Iron Gate is a town in eastern Alleghany County, Virginia, United States. The population was 324 at the 2020 census. The town is located along U.S. Route 220, near Clifton Forge.

History
The Town of Iron Gate was incorporated in 1889. The town's founding was a direct result of the Iron Age. During the 1880s, iron mines began opening in Alleghany County and the Alleghany Iron and Ore Company opened its blast furnace in the northern end of Iron Gate. The proximity to the railroad made the site of Iron Gate an optimal location. Many men were employed by the company until 1919 when operations ceased.

Geography
Iron Gate is located at  (37.798484, -79.791219).

According to the United States Census Bureau, the town has a total area of 0.3 square miles (0.9 km²), all of it land.  Iron Gate is also where the head waters of the James River arise.

Climate
The climate in this area has mild differences between highs and lows, and there is adequate rainfall year-round.  According to the Köppen Climate Classification system, Iron Gate has a marine west coast climate, abbreviated "Cfb" on climate maps.

Demographics

2020 census
As of the census of 2020, there were 324 people residing in the CDP. There were 170 housing units. The racial makeup of the CDP was 87.3% White, 5.2% African American or Black, 0.3% American Indian, 0.3% Asian, 0.0% Pacific Islander, 0.0% from other races, and 6.8% from two or more races. Hispanic or Latino of any race were 1.5% of the population.

2010 census
As of the census of 2010, there were 388 people residing in the CDP. There were 183 housing units. The racial makeup of the CDP was 94.8% White, 3.9% Black or African American, 0.0% Native American, 0.0% Asian, 0.3% Pacific Islander, 0.0% from other races, and 1.0% from two or more races. 1.0% of the population were Hispanic or Latino of any race.

2000 census
At the 2000 census there were 404 people, 185 households, and 121 families living in the town. The population density was 1,170.6 people per square mile (445.7/km²). There were 197 housing units at an average density of 570.8 per square mile (217.3/km²).  The racial makeup of the town was 94.55% White, 5.20% African American, and 0.25% from two or more races.
Of the 185 households 17.3% had children under the age of 18 living with them, 54.6% were married couples living together, 7.6% had a female householder with no husband present, and 34.1% were non-families. 31.9% of households were one person and 17.8% were one person aged 65 or older. The average household size was 2.18 and the average family size was 2.73.
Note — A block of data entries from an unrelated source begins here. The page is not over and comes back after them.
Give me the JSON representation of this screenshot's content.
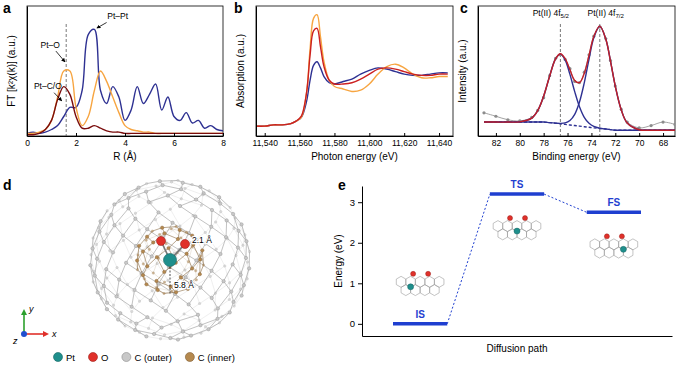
{
  "chart_data": [
    {
      "type": "line",
      "title": "a",
      "xlabel": "R (Å)",
      "ylabel": "FT [k²χ(k)] (a.u.)",
      "x": [
        0,
        0.25,
        0.5,
        0.75,
        1,
        1.25,
        1.5,
        1.75,
        2,
        2.25,
        2.5,
        2.75,
        3,
        3.25,
        3.5,
        3.75,
        4,
        4.25,
        4.5,
        4.75,
        5,
        5.25,
        5.5,
        5.75,
        6,
        6.25,
        6.5,
        6.75,
        7,
        7.25,
        7.5,
        7.75,
        8
      ],
      "series": [
        {
          "color": "#2e3192",
          "values": [
            0.02,
            0.03,
            0.02,
            0.03,
            0.05,
            0.08,
            0.15,
            0.22,
            0.22,
            0.35,
            0.78,
            0.82,
            0.35,
            0.25,
            0.38,
            0.3,
            0.12,
            0.2,
            0.38,
            0.25,
            0.32,
            0.4,
            0.2,
            0.3,
            0.15,
            0.12,
            0.18,
            0.1,
            0.12,
            0.06,
            0.08,
            0.05,
            0.04
          ]
        },
        {
          "color": "#f7a541",
          "values": [
            0.02,
            0.02,
            0.03,
            0.05,
            0.12,
            0.3,
            0.5,
            0.5,
            0.22,
            0.08,
            0.15,
            0.35,
            0.5,
            0.42,
            0.3,
            0.18,
            0.08,
            0.05,
            0.04,
            0.03,
            0.03,
            0.02,
            0.02,
            0.02,
            0.02,
            0.02,
            0.02,
            0.02,
            0.02,
            0.02,
            0.02,
            0.02,
            0.02
          ]
        },
        {
          "color": "#7a0c0c",
          "values": [
            0.01,
            0.01,
            0.02,
            0.05,
            0.12,
            0.28,
            0.38,
            0.32,
            0.15,
            0.06,
            0.06,
            0.08,
            0.06,
            0.04,
            0.03,
            0.03,
            0.02,
            0.02,
            0.02,
            0.02,
            0.02,
            0.02,
            0.02,
            0.02,
            0.02,
            0.02,
            0.02,
            0.02,
            0.02,
            0.02,
            0.02,
            0.02,
            0.02
          ]
        }
      ],
      "xlim": [
        0,
        8
      ],
      "xticks": [
        0,
        2,
        4,
        6,
        8
      ],
      "ylim": [
        0,
        1
      ],
      "yticks": [],
      "tick_labels": "x",
      "vlines": [
        1.6
      ],
      "annotations": [
        {
          "text": "Pt–O",
          "x": 0.95,
          "y": 0.68,
          "arrow_to": [
            1.55,
            0.57
          ]
        },
        {
          "text": "Pt–Pt",
          "x": 3.7,
          "y": 0.9,
          "arrow_to": [
            2.85,
            0.83
          ]
        },
        {
          "text": "Pt–C/O",
          "x": 0.85,
          "y": 0.36,
          "arrow_to": [
            1.42,
            0.27
          ]
        }
      ]
    },
    {
      "type": "line",
      "title": "b",
      "xlabel": "Photon energy (eV)",
      "ylabel": "Absorption (a.u.)",
      "x": [
        11535,
        11540,
        11545,
        11550,
        11555,
        11558,
        11561,
        11564,
        11566,
        11568,
        11570,
        11572,
        11574,
        11577,
        11580,
        11585,
        11590,
        11595,
        11600,
        11605,
        11610,
        11615,
        11620,
        11625,
        11630,
        11635,
        11640,
        11645
      ],
      "series": [
        {
          "color": "#2e3192",
          "values": [
            0.08,
            0.08,
            0.09,
            0.09,
            0.1,
            0.12,
            0.15,
            0.28,
            0.45,
            0.57,
            0.6,
            0.55,
            0.48,
            0.43,
            0.42,
            0.44,
            0.46,
            0.5,
            0.53,
            0.55,
            0.54,
            0.52,
            0.5,
            0.49,
            0.49,
            0.5,
            0.51,
            0.51
          ]
        },
        {
          "color": "#f7a541",
          "values": [
            0.08,
            0.08,
            0.09,
            0.09,
            0.1,
            0.12,
            0.15,
            0.35,
            0.7,
            0.95,
            0.98,
            0.8,
            0.6,
            0.45,
            0.4,
            0.38,
            0.36,
            0.37,
            0.42,
            0.5,
            0.56,
            0.58,
            0.55,
            0.5,
            0.47,
            0.47,
            0.48,
            0.48
          ]
        },
        {
          "color": "#cc2020",
          "values": [
            0.08,
            0.08,
            0.09,
            0.09,
            0.1,
            0.12,
            0.16,
            0.35,
            0.65,
            0.85,
            0.87,
            0.72,
            0.56,
            0.45,
            0.42,
            0.42,
            0.43,
            0.46,
            0.5,
            0.54,
            0.55,
            0.54,
            0.52,
            0.5,
            0.49,
            0.49,
            0.5,
            0.5
          ]
        }
      ],
      "xlim": [
        11535,
        11648
      ],
      "xticks": [
        {
          "value": 11540,
          "label": "11,540"
        },
        {
          "value": 11560,
          "label": "11,560"
        },
        {
          "value": 11580,
          "label": "11,580"
        },
        {
          "value": 11600,
          "label": "11,600"
        },
        {
          "value": 11620,
          "label": "11,620"
        },
        {
          "value": 11640,
          "label": "11,640"
        }
      ],
      "ylim": [
        0,
        1.05
      ],
      "yticks": [],
      "tick_labels": "x"
    },
    {
      "type": "line",
      "title": "c",
      "xlabel": "Binding energy (eV)",
      "ylabel": "Intensity (a.u.)",
      "x": [
        83,
        82,
        81,
        80,
        79,
        78.5,
        78,
        77.5,
        77,
        76.6,
        76.2,
        75.8,
        75.4,
        75,
        74.6,
        74.2,
        73.8,
        73.3,
        72.8,
        72.4,
        72,
        71.5,
        71,
        70,
        69,
        68,
        67
      ],
      "series": [
        {
          "color": "#8c8c8c",
          "marker": "circle",
          "values": [
            0.2,
            0.17,
            0.14,
            0.13,
            0.16,
            0.22,
            0.33,
            0.52,
            0.67,
            0.7,
            0.66,
            0.58,
            0.47,
            0.46,
            0.55,
            0.7,
            0.86,
            0.94,
            0.84,
            0.65,
            0.43,
            0.23,
            0.12,
            0.07,
            0.09,
            0.12,
            0.1
          ]
        },
        {
          "color": "#2e3192",
          "values": [
            0.12,
            0.12,
            0.12,
            0.122,
            0.154,
            0.218,
            0.345,
            0.515,
            0.664,
            0.705,
            0.654,
            0.531,
            0.382,
            0.252,
            0.161,
            0.109,
            0.082,
            0.067,
            0.06,
            0.055,
            0.05,
            0.05,
            0.05,
            0.05,
            0.05,
            0.05,
            0.05
          ]
        },
        {
          "color": "#2e3192",
          "values": [
            0.12,
            0.12,
            0.12,
            0.12,
            0.12,
            0.12,
            0.12,
            0.115,
            0.111,
            0.109,
            0.113,
            0.134,
            0.187,
            0.293,
            0.458,
            0.662,
            0.846,
            0.945,
            0.836,
            0.642,
            0.428,
            0.224,
            0.112,
            0.054,
            0.05,
            0.05,
            0.05
          ]
        },
        {
          "color": "#2e3192",
          "line_style": "dashed",
          "values": [
            0.12,
            0.12,
            0.12,
            0.12,
            0.12,
            0.12,
            0.12,
            0.115,
            0.11,
            0.105,
            0.1,
            0.095,
            0.09,
            0.085,
            0.08,
            0.075,
            0.07,
            0.065,
            0.06,
            0.055,
            0.05,
            0.05,
            0.05,
            0.05,
            0.05,
            0.05,
            0.05
          ]
        },
        {
          "color": "#c0202a",
          "values": [
            0.12,
            0.12,
            0.12,
            0.122,
            0.154,
            0.218,
            0.345,
            0.515,
            0.665,
            0.709,
            0.667,
            0.57,
            0.479,
            0.46,
            0.539,
            0.696,
            0.858,
            0.947,
            0.836,
            0.642,
            0.428,
            0.224,
            0.112,
            0.054,
            0.05,
            0.05,
            0.05
          ]
        }
      ],
      "xlim": [
        83.5,
        67
      ],
      "xticks": [
        82,
        80,
        78,
        76,
        74,
        72,
        70,
        68
      ],
      "ylim": [
        0,
        1.12
      ],
      "yticks": [],
      "tick_labels": "x",
      "vlines": [
        76.6,
        73.3
      ],
      "annotations": [
        {
          "text": "Pt(II) 4f5/2",
          "x": 77.4,
          "y": 1.03
        },
        {
          "text": "Pt(II) 4f7/2",
          "x": 72.8,
          "y": 1.03
        }
      ]
    },
    {
      "type": "energy_profile",
      "title": "e",
      "xlabel": "Diffusion path",
      "ylabel": "Energy (eV)",
      "categories": [
        "IS",
        "TS",
        "FS"
      ],
      "values": [
        0,
        3.2,
        2.75
      ],
      "color": "#1f3fd0",
      "ylim": [
        -0.3,
        3.4
      ],
      "yticks": [
        0,
        1,
        2,
        3
      ],
      "tick_labels": "y"
    }
  ],
  "diagram": {
    "title": "d",
    "distances": [
      "2.1 Å",
      "5.8 Å"
    ],
    "axes": [
      {
        "label": "x",
        "color": "#e0302a"
      },
      {
        "label": "y",
        "color": "#2ca02c"
      },
      {
        "label": "z",
        "color": "#1f4fd0"
      }
    ],
    "legend": [
      {
        "label": "Pt",
        "color": "#1f8f8c"
      },
      {
        "label": "O",
        "color": "#e0302a"
      },
      {
        "label": "C (outer)",
        "color": "#c8c8c8"
      },
      {
        "label": "C (inner)",
        "color": "#b5894f"
      }
    ]
  }
}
The age distribution was 16.6% under the age of 18, 8.2% from 18 to 24, 24.0% from 25 to 44, 27.5% from 45 to 64, and 23.8% 65 or older. The median age was 46 years. For every 100 females, there were 96.1 males. For every 100 females age 18 and over, there were 94.8 males.

The median household income was $26,094 and the median family income  was $34,464. Males had a median income of $27,222 versus $17,500 for females. The per capita income for the town was $16,703. About 7.4% of families and 9.9% of the population were below the poverty line, including 8.8% of those under age 18 and 13.7% of those age 65 or over.

Government
Iron Gate operates a Mayor–council form of government. Iron Gate Town Council is composed of a mayor and six council members who are elected at-large.
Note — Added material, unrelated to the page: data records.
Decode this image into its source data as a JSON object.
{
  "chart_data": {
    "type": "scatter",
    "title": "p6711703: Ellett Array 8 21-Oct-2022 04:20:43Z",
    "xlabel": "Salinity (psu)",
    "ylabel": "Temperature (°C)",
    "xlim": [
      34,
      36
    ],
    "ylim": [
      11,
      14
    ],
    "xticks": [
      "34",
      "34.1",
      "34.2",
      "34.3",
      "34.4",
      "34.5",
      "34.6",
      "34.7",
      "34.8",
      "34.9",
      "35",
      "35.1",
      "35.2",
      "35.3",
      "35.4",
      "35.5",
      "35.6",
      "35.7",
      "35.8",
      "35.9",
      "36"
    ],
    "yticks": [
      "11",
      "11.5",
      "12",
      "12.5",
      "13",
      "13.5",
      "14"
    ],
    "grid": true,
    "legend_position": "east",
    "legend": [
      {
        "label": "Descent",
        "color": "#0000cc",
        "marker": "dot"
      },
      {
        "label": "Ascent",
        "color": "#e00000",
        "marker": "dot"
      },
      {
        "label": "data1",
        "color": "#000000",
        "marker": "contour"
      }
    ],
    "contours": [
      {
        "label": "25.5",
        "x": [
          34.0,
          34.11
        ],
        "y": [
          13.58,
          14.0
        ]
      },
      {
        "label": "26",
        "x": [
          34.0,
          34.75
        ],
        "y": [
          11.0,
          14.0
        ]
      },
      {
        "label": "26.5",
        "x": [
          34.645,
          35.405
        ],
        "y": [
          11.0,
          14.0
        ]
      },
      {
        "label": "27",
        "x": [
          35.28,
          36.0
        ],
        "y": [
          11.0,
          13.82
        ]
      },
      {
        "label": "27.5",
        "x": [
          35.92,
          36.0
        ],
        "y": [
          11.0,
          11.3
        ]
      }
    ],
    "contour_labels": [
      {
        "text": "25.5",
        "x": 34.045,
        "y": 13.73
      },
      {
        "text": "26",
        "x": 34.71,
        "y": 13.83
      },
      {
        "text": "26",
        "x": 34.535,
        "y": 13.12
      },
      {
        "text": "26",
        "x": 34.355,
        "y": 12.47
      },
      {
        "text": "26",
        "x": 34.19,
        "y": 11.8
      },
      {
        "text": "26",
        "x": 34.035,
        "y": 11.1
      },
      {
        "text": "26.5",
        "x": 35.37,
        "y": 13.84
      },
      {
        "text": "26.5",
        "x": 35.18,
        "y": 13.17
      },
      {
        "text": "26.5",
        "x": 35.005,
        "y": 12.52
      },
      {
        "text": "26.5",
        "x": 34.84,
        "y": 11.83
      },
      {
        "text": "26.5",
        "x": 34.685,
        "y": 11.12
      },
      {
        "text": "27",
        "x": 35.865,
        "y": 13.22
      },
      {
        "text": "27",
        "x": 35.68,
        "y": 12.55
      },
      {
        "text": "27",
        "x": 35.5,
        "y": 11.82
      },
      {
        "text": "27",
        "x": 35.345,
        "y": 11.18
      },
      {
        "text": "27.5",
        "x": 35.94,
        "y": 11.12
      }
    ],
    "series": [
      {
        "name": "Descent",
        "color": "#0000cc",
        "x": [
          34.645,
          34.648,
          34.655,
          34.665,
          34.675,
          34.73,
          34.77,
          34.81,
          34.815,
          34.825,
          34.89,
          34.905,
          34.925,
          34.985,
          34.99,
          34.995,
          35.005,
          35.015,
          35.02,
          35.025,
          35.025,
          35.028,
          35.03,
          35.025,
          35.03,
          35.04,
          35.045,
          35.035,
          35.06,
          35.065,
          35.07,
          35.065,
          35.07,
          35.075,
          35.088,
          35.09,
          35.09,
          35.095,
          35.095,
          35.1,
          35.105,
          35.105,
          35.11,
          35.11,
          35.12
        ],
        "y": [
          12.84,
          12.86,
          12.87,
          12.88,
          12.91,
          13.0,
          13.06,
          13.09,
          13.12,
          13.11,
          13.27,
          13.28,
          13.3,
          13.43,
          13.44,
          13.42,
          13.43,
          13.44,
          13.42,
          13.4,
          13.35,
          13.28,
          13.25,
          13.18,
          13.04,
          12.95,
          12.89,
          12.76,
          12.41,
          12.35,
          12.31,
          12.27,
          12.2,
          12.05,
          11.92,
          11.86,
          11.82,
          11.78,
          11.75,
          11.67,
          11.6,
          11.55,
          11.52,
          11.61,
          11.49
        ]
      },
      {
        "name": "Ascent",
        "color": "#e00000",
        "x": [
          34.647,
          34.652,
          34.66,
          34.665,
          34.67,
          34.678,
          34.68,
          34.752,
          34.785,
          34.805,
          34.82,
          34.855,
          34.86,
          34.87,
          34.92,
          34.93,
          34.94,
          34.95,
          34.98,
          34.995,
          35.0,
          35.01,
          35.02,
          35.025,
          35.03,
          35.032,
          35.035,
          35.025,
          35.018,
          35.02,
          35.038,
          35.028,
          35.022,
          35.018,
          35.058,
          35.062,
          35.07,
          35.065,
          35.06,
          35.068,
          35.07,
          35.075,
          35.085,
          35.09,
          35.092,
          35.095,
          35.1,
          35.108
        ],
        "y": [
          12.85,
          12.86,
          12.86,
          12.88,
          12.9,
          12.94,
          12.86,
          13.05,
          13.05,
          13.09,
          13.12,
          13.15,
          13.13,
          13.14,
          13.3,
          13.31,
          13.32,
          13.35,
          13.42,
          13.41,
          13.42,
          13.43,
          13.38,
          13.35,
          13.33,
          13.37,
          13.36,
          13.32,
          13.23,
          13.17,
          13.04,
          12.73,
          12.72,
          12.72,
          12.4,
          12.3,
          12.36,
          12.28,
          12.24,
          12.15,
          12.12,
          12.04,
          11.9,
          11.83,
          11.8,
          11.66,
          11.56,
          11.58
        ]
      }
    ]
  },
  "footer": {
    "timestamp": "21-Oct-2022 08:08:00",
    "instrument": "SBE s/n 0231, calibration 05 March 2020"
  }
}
Law enforcement is provided by the Alleghany County Sheriff's Office. Fire protection is provided by the Iron Gate Volunteer Fire Department which operates a fire station within the town. Emergency medical services are provided by the Iron Gate Volunteer Fire Department and Clifton Forge Rescue Squad.

Education
Iron Gate is served by Alleghany County Public Schools. Public school students residing in Iron Gate are zoned to attend Sharon Elementary School, Clifton Middle School (until 2023), and Alleghany High School.

Mountain Gateway Community College in nearby Clifton Forge is the closest higher education institution to the CDP.

Transportation

Air
The Greenbrier Valley Airport and Roanoke-Blacksburg Regional Airport are the closest airports with commercial service to the town.

Roads
 U.S. Route 220

Rail
The CSX operated James River Subdivision runs through the town. The closest passenger rail service is located in Clifton Forge.